Wednesday February 6, 2008. 12:29 AM
FreshMeat
Gujin is a PC boot loader that can analyze your partitions and filesystems. It finds the Linux kernel images available, as well as other bootable partitions (for *BSD, MS-DOS, Windows, etc.), files (*.kgz) and bootable disk images (*.bdi), and displays a graphical menu for selecting which system to boot. It boots the Linux kernel using the documented interface, like LILO and GRUB, so it doesn't need any other pre-installed bootloader. It can also directly load gzipped ELF32 or ELF64 files, with a simple interface to collect real-mode BIOS data. There is no need to execute anything after making a new kernel: just copy the kernel image file into the "/boot" directory, with a standard name. Gujin is written almost entirely in C with GCC, and it fully executes in real mode to be as compatible as possible.

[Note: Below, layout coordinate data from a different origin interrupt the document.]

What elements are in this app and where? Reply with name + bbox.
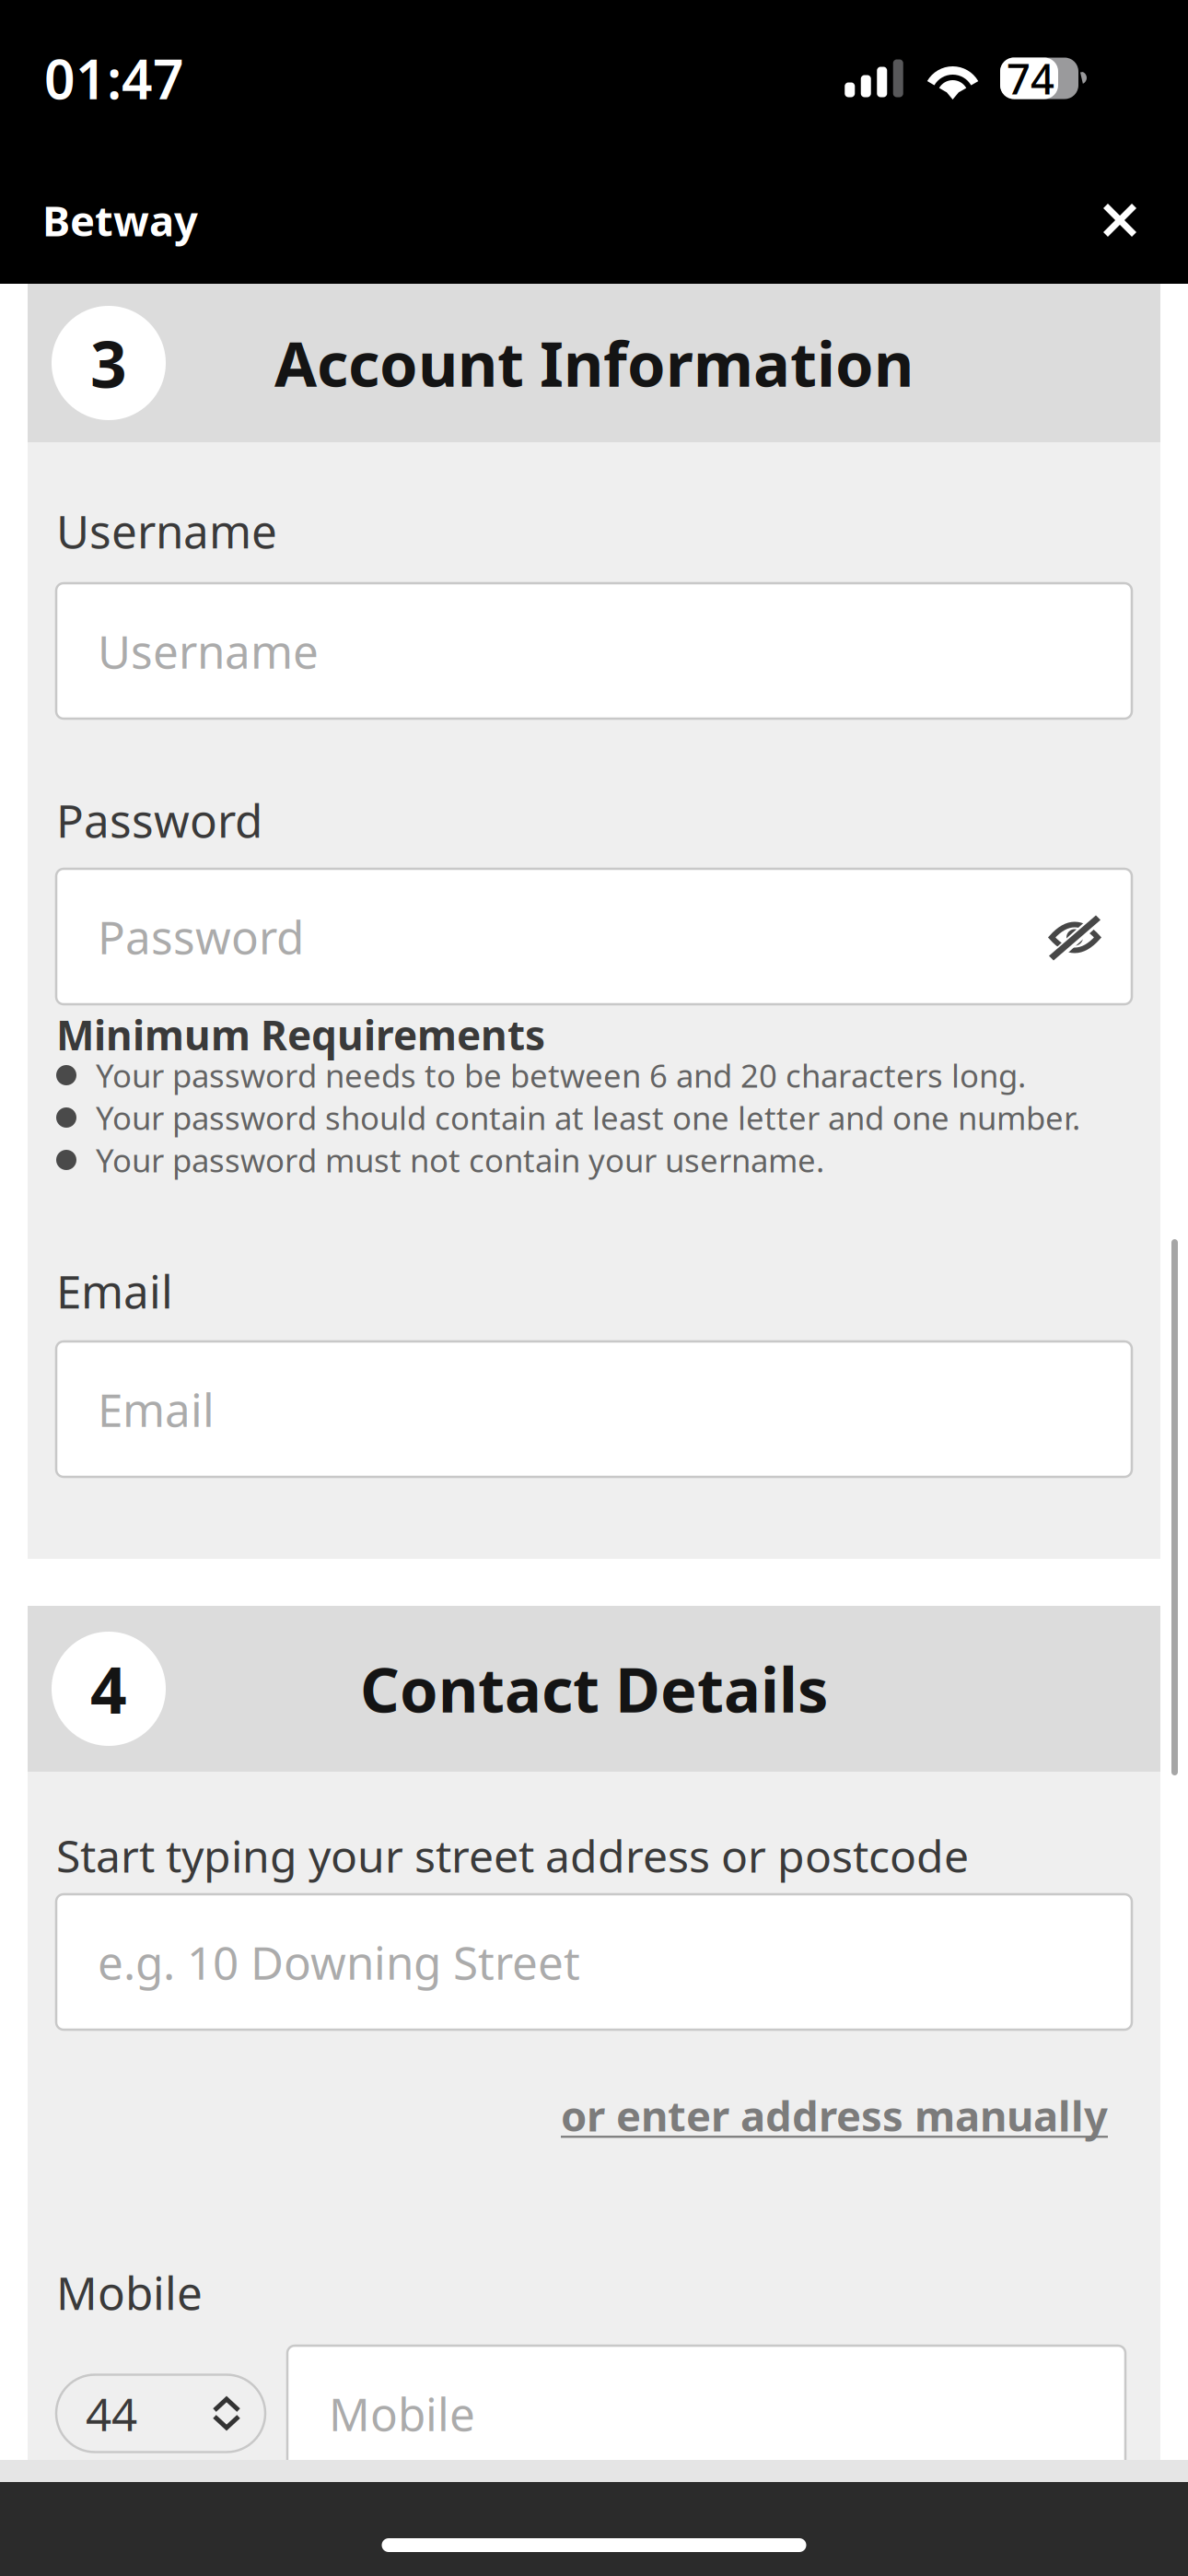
staticText: 01:47 xyxy=(44,42,184,114)
staticText: 44 xyxy=(86,2383,137,2444)
staticText: Email xyxy=(98,1379,215,1439)
button[interactable]: Close xyxy=(1076,176,1164,264)
staticText: Your password needs to be between 6 and … xyxy=(96,1054,1026,1096)
button[interactable]: Username xyxy=(56,583,1132,719)
staticText: Your password should contain at least on… xyxy=(96,1096,1080,1139)
button[interactable]: Mobile xyxy=(287,2346,1125,2481)
button[interactable]: or enter address manually xyxy=(561,2087,1108,2144)
staticText: e.g. 10 Downing Street xyxy=(98,1932,580,1992)
staticText: Mobile xyxy=(329,2383,475,2444)
staticText: Mobile xyxy=(56,2262,203,2322)
staticText: Username xyxy=(56,500,277,561)
staticText: Start typing your street address or post… xyxy=(56,1826,969,1885)
staticText: Contact Details xyxy=(360,1648,828,1729)
staticText: Password xyxy=(56,790,262,850)
staticText: Account Information xyxy=(274,322,914,404)
staticText: Password xyxy=(98,906,304,967)
staticText: or enter address manually xyxy=(561,2088,1108,2143)
staticText: 3 xyxy=(90,321,127,405)
staticText: Email xyxy=(56,1261,173,1321)
button[interactable]: e.g. 10 Downing Street xyxy=(56,1894,1132,2030)
staticText: 4 xyxy=(90,1646,127,1731)
button[interactable]: Email xyxy=(56,1341,1132,1477)
staticText: Betway xyxy=(42,192,198,248)
staticText: Your password must not contain your user… xyxy=(96,1139,824,1181)
staticText: Minimum Requirements xyxy=(56,1008,545,1062)
staticText: Username xyxy=(98,621,319,681)
button[interactable]: Dialling code 44 xyxy=(56,2375,265,2452)
button[interactable]: Password xyxy=(56,869,1132,1004)
staticText: 74 xyxy=(1007,51,1054,106)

License: GNU General Public License (GPL)
Changes:
This version fix the problem with booting kernels after Linux 2.6.22. It can also install the second stage inside a filesystem (contigous file, no RAID supported) simply by: "instboot boot.bin /boot/gujin.ebios". It moves DBG messages into the "xdata" segment to stop "stack overflow" messages in debug executables, adds confirmation before restoration of MBR and partition table from backup, and adds a small executable "gujin-cmdline" to edit the "embedded command line" of vmlinuz files.